Pourquoi en douterait-on ?
On pense que la tarification, c’est terne. Les gens se disent : Pius Zängerle doit être à l’avenant : gris, carré, ennuyeux… Mais je suis quelqu’un en quête de solutions en mesure d’être acceptées. Et qui nous font effectivement avancer sur le fond.

Le Tarmed compte 4500 positions, le Tardoc environ la moitié. Est-ce suffisamment précis pour refléter la réalité ?
En tant que mathématicien, pendant mes études, je me suis beaucoup intéressé aux fractales ou encore aux demi-dimensions. Une question classique à ce sujet : quelle est la longueur des côtes anglaises ? Et bien, selon la façon dont vous les mesurez, elle peuvent faire des millions de kilomètres. Se pose donc la question de l’échelle, de la représentation appropriée. C’est la même chose avec un tarif: c’est un modèle de la réalité, ce n’est pas la réalité. On peut être très méticuleux, de plus en plus précis – jusqu’à parfois se perdre dans les détails et étouffer dans l’administratif.

Le contraire est-il vrai?
Peut-être bien. Ou peut-être pas. Ce n’est pas un objectif en soi de lister 1000 positions. Ou 5000. Ou seulement 500. Ce qu’il faut, c’est un tarif qui soit si possible apte à refléter la réalité vécue sans déséquilibre.
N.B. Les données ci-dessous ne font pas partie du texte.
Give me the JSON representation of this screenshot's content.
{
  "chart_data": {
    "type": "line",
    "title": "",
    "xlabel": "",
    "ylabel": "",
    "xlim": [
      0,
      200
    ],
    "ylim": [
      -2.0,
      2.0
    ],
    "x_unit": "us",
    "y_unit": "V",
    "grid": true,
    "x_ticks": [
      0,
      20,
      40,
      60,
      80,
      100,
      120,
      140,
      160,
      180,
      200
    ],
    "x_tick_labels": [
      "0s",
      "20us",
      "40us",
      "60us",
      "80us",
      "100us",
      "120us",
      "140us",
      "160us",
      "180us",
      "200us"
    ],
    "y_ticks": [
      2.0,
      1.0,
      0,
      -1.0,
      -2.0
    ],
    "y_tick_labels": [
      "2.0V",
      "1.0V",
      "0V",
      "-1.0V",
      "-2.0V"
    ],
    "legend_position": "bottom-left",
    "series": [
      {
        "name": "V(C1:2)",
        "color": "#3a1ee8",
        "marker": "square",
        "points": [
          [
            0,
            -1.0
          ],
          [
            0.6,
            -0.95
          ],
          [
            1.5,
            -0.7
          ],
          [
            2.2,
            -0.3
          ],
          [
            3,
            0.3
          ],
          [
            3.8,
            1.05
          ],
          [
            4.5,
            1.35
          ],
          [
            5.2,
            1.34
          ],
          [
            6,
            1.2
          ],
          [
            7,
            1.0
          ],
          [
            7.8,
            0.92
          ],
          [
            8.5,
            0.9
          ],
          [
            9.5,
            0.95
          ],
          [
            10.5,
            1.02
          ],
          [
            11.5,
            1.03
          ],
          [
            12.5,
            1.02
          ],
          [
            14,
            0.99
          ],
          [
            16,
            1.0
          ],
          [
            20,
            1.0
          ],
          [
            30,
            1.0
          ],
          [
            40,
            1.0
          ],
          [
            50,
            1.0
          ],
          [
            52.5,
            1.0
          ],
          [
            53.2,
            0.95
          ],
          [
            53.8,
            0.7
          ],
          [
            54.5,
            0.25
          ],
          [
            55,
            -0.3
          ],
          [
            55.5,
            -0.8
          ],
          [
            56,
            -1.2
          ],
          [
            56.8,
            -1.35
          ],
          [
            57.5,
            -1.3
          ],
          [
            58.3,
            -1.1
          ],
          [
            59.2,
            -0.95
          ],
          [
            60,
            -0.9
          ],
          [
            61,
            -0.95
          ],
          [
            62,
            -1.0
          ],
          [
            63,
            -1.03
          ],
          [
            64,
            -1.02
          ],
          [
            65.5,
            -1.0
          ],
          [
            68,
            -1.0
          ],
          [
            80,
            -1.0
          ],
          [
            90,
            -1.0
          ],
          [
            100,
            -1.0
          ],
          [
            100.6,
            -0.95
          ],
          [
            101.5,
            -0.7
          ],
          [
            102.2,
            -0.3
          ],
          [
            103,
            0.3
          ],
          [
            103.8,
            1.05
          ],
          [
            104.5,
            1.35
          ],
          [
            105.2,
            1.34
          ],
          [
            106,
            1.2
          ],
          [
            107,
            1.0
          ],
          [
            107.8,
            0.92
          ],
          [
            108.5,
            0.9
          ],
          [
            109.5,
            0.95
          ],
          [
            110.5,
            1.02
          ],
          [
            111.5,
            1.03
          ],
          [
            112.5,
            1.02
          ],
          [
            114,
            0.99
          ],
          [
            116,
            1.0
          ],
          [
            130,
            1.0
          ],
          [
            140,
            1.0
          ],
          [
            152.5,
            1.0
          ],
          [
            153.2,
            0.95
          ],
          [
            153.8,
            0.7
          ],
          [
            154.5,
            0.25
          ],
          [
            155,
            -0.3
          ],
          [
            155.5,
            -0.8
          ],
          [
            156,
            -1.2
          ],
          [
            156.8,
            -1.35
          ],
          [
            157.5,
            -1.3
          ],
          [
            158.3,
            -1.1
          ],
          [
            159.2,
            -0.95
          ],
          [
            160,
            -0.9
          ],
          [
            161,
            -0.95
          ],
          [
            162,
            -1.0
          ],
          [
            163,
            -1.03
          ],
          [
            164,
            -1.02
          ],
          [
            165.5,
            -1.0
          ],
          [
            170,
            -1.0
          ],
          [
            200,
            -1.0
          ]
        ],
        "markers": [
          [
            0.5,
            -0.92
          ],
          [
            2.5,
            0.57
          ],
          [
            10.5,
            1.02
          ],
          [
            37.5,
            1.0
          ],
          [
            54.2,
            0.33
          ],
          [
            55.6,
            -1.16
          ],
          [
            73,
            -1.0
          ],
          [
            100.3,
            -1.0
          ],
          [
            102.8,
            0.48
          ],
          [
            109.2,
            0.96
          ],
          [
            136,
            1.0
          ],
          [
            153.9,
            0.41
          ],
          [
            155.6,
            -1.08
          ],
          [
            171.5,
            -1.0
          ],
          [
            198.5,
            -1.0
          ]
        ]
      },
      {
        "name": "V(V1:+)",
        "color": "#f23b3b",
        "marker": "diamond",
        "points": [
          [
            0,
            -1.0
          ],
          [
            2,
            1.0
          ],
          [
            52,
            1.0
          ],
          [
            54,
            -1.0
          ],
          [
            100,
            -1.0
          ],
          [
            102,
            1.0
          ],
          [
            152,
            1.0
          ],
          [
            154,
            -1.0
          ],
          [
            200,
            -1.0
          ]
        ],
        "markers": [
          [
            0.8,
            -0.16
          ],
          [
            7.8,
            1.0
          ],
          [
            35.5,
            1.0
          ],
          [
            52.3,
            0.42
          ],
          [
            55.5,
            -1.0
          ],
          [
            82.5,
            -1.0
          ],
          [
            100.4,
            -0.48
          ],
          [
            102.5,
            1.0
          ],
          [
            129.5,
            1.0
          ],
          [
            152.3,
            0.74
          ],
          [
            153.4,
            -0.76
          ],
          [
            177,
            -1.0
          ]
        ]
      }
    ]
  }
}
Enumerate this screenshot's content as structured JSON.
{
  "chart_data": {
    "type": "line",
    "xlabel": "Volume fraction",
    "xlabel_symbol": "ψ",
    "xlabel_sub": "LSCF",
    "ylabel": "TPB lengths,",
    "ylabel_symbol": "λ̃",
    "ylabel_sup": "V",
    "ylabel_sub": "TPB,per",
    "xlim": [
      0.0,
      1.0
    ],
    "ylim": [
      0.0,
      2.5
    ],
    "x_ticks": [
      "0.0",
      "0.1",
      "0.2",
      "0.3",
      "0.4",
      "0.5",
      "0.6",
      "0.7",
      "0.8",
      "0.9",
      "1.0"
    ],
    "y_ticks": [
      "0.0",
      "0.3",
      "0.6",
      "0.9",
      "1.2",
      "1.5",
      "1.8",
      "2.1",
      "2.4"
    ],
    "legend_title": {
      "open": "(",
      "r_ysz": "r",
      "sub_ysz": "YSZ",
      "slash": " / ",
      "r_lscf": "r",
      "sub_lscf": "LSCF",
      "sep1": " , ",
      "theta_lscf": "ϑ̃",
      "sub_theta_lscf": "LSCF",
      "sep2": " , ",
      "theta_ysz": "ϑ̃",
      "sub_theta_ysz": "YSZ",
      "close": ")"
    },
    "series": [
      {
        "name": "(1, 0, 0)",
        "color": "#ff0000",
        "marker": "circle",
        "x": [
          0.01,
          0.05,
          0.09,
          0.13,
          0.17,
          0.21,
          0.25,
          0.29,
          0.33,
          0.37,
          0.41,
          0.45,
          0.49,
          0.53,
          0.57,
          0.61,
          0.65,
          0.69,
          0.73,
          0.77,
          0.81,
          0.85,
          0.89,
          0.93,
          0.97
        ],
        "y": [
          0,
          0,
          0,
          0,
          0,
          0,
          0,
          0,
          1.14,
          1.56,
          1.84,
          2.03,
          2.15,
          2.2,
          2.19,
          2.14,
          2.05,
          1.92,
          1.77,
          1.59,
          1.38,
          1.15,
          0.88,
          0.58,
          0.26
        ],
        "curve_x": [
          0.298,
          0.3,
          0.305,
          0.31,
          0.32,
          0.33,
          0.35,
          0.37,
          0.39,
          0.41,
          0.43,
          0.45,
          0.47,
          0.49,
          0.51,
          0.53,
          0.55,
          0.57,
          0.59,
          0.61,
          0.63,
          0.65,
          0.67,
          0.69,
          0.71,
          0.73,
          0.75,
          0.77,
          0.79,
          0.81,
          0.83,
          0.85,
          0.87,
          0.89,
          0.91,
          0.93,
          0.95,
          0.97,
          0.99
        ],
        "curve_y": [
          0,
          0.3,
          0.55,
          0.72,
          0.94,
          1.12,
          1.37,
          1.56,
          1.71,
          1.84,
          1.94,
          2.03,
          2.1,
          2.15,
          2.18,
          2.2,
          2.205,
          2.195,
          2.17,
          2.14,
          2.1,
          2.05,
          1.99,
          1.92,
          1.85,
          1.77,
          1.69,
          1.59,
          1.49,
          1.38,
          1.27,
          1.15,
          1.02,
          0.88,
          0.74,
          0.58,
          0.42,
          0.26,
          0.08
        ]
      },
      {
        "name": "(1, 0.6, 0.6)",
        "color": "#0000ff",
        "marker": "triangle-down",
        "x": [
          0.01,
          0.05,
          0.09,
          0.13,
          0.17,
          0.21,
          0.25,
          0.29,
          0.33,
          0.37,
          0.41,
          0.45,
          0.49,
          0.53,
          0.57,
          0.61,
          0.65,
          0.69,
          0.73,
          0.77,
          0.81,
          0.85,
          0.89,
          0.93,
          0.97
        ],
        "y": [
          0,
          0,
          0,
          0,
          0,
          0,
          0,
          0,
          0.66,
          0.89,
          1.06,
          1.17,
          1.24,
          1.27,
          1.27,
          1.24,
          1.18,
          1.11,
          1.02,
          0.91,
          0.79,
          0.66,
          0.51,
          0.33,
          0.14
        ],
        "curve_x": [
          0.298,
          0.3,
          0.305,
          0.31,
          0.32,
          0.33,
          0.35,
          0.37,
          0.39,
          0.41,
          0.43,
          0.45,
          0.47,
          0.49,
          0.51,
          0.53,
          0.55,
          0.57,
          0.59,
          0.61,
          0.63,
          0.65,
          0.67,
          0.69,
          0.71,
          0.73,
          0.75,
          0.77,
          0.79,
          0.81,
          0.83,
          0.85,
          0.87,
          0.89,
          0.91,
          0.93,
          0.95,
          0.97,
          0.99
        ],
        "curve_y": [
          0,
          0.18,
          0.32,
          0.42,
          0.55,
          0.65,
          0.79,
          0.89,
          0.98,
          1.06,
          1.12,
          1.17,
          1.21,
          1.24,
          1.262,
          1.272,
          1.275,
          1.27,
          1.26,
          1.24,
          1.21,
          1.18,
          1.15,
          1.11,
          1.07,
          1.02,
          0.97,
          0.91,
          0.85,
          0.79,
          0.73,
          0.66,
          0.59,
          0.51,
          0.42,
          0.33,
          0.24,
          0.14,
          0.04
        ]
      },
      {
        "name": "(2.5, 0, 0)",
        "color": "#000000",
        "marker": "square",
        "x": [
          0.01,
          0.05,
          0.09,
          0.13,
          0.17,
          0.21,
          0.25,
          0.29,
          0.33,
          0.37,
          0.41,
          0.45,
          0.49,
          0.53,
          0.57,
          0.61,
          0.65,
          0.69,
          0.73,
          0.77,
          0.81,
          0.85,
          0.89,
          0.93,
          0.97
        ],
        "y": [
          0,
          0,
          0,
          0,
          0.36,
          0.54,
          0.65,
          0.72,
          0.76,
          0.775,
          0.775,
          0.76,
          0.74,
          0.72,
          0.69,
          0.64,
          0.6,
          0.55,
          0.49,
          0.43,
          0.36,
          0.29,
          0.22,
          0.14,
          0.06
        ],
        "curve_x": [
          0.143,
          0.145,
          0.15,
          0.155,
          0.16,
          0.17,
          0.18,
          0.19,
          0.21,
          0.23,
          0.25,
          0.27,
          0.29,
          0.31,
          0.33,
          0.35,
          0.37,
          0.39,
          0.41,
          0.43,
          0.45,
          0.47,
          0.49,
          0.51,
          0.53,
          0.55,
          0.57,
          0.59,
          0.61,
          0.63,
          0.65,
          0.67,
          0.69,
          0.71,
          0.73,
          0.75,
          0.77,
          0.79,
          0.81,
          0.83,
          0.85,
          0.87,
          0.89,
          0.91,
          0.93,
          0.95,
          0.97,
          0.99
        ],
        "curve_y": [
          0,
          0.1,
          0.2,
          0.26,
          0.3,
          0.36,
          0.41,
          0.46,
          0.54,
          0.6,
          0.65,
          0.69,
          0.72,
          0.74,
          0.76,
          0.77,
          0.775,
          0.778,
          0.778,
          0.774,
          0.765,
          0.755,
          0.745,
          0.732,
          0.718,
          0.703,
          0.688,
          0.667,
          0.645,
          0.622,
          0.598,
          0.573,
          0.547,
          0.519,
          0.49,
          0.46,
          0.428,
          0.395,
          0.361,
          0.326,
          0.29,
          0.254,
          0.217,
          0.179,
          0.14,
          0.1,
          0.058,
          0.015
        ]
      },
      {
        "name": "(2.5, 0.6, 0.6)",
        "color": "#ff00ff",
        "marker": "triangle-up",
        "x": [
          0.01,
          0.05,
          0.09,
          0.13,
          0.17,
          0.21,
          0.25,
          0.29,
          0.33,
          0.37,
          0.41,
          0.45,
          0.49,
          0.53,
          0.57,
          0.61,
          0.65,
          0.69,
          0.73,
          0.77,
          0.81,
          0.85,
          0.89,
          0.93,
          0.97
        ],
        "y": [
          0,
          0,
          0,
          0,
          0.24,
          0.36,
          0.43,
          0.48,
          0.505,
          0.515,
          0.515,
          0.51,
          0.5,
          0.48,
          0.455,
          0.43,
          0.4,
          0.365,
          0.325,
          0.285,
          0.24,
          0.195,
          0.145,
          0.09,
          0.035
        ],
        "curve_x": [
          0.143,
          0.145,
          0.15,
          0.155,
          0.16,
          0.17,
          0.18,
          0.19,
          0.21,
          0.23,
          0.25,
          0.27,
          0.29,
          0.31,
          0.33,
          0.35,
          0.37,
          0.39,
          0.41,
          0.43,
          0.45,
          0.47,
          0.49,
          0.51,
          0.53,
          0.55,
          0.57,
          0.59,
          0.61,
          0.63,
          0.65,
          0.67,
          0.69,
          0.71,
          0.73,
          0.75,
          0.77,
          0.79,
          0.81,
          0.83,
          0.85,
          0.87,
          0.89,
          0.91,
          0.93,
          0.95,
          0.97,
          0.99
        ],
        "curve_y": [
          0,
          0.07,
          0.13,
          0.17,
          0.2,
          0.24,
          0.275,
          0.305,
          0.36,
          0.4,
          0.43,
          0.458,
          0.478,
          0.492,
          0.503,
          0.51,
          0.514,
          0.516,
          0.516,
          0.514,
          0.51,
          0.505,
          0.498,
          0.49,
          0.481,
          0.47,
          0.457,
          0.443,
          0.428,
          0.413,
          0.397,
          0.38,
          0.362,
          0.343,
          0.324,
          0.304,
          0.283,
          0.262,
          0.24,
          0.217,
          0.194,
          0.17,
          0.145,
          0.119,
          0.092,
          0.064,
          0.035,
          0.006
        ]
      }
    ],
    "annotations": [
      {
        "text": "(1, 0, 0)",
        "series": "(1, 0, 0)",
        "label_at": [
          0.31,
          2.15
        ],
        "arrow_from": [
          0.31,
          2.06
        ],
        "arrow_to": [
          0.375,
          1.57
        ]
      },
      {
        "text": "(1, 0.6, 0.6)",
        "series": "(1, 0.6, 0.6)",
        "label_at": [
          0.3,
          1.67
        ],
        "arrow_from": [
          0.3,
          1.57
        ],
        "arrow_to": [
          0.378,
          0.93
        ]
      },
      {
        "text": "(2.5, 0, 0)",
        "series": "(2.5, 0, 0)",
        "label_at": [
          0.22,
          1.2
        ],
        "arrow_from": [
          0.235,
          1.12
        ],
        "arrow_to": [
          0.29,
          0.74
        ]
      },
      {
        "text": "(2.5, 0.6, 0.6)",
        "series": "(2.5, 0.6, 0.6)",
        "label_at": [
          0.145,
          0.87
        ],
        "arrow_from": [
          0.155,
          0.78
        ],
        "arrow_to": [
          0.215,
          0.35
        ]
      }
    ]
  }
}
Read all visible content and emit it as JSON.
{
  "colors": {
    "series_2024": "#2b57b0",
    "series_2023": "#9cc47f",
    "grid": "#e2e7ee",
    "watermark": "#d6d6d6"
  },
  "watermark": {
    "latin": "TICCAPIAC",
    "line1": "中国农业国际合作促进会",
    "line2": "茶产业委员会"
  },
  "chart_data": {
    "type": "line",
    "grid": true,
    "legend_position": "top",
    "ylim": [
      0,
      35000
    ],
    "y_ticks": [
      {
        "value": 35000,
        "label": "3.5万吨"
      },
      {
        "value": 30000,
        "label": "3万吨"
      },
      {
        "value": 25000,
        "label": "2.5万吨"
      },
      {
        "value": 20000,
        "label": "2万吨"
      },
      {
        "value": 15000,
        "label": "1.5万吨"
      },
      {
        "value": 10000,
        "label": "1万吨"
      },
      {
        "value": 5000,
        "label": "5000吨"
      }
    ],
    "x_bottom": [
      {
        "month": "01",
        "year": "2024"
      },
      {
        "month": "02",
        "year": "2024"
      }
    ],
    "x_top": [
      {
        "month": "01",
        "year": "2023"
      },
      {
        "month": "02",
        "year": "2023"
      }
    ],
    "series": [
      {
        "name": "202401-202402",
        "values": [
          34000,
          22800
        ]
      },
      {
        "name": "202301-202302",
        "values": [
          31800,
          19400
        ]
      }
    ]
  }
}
Le plus possible sans déséquilibre ou sans aucun déséquilibre?
Il y aura toujours des déséquilibres, mais ils ne doivent pas être trop importants. Sinon, il y a de mauvaises incitations.

La voie qui mène au Tardoc, telle que vous la décrivez, est pragmatique.
Le pragmatisme et l’innovation se complètent. Concevoir une organisation tarifaire fonctionnelle et une structure tarifaire, c’est relativement vite fait, mais c’est seulement une fois que le tout est mis en œuvre, qu’on a fait preuve d’innovation.

Donc le Tardoc est un compromis?
Il n’existe pas de solution parfaite. Ici aussi, un certain pragmatisme s’impose. Nous avons aujourd’hui un tarif qui n’a pas changé depuis vingt ans et ne changera jamais. Au début, le Tarmed était très bien, après cinq ans il était dépassé, après dix ans c’est devenu une source d’énervement et aujourd’hui après vingt ans, c’est une catastrophe. Le Tardoc représente une amélioration considérable. Il est temps qu’il entre en vigueur.